Penutupan ini dimulai sejak Kamis (19/3) sampai 31 Maret mendatang. Gunawan mengatakan, penutupan ini melihat situasi dan kondisi terkait pandemi virus korona. Dan juga melihat kebijakan di daerah lain yang juga menutup tempat wisata.

Sejumlah tempat wisata yang dikelola pemkab itu yakni Pemandian Alam Banyubiru, Ranu Grati, Museum Kabupaten Pasuruan di Pandaan, dan Pos Pintu Masuk Tosari ke Bromo.

Selain menutup tempat wisata yang dikelola Pemkab Pasuruan, Gunawan menerangkan, sudah ada sejumlah tempat wisata yang melaporkan ke Disparbud bahwa juga sudah menutup untuk wisatawan.

“Di antara yang sudah melakukan menutupan yaitu TNBTS, Kebun Raya Purwodadi, Taman Dayu Waterpark, Tretes TreeTop, Air Terjun Kakek Bodo, Air terjun Putuk Trono, dan Bukit Flora,” terangnya.

Ada juga Kebun Pak Budi dan Saygon Waterpark yang juga menutup tempat wisata di hari biasa. Namun, untuk Sabtu dan Minggu masih memilih buka.

Sedangkan tempat wisata lain yaitu Taman Safari II Prigen, Bhakti Alam, Kaliandra Sejati, Pintu Langit, Cimory, dan Kebun Kurma masih tetap buka seperti biasa. “Untuk tempat yang masih buka atau buka saat akhir pekan saja, kami wajibkan menerapkan protokol kesehatan bagi karyawan dan pengunjung,” ujarnya.

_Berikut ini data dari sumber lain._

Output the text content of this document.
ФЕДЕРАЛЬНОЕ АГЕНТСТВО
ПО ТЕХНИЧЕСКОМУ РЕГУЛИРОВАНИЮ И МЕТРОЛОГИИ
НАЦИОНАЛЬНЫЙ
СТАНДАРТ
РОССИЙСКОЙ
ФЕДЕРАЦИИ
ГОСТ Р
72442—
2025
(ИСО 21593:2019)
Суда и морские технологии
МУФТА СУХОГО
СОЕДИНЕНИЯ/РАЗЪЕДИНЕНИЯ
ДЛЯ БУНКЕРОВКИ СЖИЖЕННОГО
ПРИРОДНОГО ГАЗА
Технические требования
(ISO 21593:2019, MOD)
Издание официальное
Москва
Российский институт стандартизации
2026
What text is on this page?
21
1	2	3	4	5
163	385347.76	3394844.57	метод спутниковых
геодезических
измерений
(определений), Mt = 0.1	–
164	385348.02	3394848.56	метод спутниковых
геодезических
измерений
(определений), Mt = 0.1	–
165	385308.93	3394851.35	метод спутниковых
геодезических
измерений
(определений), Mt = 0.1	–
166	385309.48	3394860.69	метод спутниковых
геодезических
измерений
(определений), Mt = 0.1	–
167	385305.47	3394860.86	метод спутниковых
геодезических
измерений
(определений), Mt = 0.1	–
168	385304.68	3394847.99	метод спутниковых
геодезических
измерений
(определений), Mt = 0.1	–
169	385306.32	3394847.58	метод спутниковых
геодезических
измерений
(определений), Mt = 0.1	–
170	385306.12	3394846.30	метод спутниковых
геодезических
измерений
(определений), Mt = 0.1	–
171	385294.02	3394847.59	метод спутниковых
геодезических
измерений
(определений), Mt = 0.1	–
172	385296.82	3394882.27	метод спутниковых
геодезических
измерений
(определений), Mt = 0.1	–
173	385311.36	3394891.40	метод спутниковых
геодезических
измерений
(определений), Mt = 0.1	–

Protokol kesehatan ini wajib ada alat pengukur suhu sampai menyiapkan hand sanitizer. Gunawan sendiri mengimbau masyarakat juga tetap menjaga diri dan menghindari kerumunan. Menjaga kebersihan sampai menjaga pola hidup sehat.

Sementara itu, Farid, manajer wisata Ngopi Bareng Pintu Langit di Kelurahan Ledug, Kecamatan Prigen, mengaku pihaknya menjalankan protokoler kesehatan. “Kami tetap buka normal, tiap pengunjung yang datang kami anjurkan dan arahkan untuk cuci tangan dulu sebelum masuk. Juga periksa suhu badan, serta sarankan bawah atau pakai masker,” tukasnya.

Diakui Farid, pandemi korona berdampak pada anjloknya wisatawan. Penurunannya, sekitar 15-25 persen. “Pengunjungnya memang turun. Tapi, tidak terlalu drastis. Ini wajar dan kami rasa juga terjadi di tempat wisata yang lain. Imbas merebaknya Covid-19,” ujarnya. (eka/zal/mie)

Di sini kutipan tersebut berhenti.